MacGown gripped her by the shoulders and gave her a fierce kiss.

‘If he doesn’t, I’ll break every bone in his body.’

‘My dear! He’s nearly seventy, I should think.’

‘H’m! Isn’t there a young man in the same boat with him?’

‘Michael? Oh! Michael’s a dear. I couldn’t have his bones broken.’

‘Indeed!’ said MacGown. ‘Wait till he launches this precious Foggartism they talk of – dreary rot! I’ll eat him!’

‘Poor little Michael!’

‘I heard something about an American boy, too.’

‘Oh!’ said Marjorie Ferrar, releasing herself from his grip. ‘A bird of passage – don’t bother about him.’

‘Have you got a lawyer?’

‘Not yet.’

‘I’ll send you mine. He’ll make them sit up!’

She remained pensive after he had left her, distrusting her own brain-wave. If only she weren’t so hard up! She had learned during this month of secret engagement that ‘Nothing for nothing and only fair value for sixpence’ ruled North of the Tweed as well as South. He had taken a good many kisses and given her one trinket which she dared not take to ‘her Uncle’s’. It began to look as if she would have to marry him. The prospect was in some ways not repulsive – he was emphatically a man; her father would take care that she only married him on terms as liberal as his politics; and perhaps her motto ‘Live dangerously’ could be even better carried out with him than without. Resting inert in a long chair, she thought of Francis Wilmot. Hopeless as husband, he might be charming as lover, naïve, fresh, unknown in London, absurdly devoted, oddly attractive, with his lithe form, dark eyes, engaging smile.
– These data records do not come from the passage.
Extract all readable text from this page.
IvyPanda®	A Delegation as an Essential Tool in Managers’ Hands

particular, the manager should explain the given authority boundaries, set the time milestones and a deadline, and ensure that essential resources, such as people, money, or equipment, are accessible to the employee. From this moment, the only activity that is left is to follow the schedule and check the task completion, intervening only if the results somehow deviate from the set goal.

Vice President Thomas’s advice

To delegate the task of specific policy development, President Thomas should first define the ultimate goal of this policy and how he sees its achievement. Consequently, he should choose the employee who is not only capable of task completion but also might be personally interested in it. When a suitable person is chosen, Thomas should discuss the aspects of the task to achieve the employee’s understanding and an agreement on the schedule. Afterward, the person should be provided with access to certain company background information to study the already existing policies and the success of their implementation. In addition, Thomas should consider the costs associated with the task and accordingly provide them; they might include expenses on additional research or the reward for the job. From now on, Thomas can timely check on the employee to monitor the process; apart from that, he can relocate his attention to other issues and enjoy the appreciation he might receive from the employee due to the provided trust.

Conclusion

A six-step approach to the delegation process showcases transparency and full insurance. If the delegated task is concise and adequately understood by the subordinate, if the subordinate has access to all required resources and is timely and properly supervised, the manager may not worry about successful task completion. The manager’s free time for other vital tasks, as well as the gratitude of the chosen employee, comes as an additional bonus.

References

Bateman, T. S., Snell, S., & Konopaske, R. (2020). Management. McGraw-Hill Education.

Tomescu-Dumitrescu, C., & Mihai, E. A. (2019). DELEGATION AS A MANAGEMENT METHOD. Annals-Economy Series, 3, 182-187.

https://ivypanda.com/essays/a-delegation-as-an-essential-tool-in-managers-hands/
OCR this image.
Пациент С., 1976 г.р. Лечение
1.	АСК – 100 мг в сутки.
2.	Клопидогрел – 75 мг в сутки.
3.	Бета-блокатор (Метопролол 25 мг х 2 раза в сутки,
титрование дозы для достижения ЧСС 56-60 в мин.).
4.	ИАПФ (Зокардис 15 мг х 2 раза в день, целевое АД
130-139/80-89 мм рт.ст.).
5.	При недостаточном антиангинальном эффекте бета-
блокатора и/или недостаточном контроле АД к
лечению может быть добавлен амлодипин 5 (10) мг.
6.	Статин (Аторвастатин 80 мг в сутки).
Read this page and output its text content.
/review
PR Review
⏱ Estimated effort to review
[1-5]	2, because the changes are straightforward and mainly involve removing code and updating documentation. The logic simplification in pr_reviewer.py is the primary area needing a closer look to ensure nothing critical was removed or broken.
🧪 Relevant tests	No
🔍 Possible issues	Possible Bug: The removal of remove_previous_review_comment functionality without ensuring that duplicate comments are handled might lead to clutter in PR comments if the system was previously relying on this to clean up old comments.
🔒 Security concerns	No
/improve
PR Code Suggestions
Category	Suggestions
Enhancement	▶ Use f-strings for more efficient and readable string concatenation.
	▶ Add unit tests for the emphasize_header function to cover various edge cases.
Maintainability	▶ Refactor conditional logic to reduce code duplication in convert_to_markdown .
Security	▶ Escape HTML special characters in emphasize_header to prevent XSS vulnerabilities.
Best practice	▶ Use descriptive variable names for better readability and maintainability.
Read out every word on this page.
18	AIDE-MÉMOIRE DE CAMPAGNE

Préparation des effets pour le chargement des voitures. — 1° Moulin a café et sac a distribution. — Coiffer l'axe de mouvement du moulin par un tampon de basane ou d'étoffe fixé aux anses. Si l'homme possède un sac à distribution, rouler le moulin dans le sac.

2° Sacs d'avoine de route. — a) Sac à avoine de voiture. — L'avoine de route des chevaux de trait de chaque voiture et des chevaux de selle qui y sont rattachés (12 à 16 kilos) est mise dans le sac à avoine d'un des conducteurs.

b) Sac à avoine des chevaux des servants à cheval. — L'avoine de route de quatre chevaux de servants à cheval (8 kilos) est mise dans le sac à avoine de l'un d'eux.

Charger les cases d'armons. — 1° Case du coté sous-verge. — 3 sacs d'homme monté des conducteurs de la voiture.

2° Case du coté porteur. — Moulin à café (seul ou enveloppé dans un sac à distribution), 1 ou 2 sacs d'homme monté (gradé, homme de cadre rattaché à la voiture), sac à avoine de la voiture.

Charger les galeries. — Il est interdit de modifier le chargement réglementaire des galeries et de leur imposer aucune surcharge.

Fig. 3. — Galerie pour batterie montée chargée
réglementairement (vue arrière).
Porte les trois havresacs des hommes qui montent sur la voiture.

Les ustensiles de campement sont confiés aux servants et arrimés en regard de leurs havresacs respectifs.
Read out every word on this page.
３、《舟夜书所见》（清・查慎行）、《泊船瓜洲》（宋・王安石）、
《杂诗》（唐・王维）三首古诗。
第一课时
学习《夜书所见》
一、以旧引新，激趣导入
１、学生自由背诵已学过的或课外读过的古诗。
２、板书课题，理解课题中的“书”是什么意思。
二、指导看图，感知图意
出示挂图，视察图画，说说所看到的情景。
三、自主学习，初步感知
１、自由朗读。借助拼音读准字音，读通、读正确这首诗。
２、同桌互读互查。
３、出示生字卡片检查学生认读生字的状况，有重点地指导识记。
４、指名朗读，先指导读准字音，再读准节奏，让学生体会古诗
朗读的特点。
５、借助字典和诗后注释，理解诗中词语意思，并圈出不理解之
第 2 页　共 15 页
Too old-fashioned for words, he had made it clear already that he wanted to’marry her. He was a baby. But until she was beyond his reach, she had begun to feel that he was beyond hers. After? Well, who knew? She lived in advance, dangerously, with Francis Wilmot. In the meantime this action for slander was a bore I and shaking the idea out of her head, she ordered her horse, changed her clothes, and repaired to the Row. After that she again changed her clothes, went to the Cosmopolis Hotel, and danced with her mask-faced partner and Francis Wilmot. After that she changed her clothes once more, went to a first night, partook of supper afterwards with the principal actor and his party, and was in bed by two o’clock.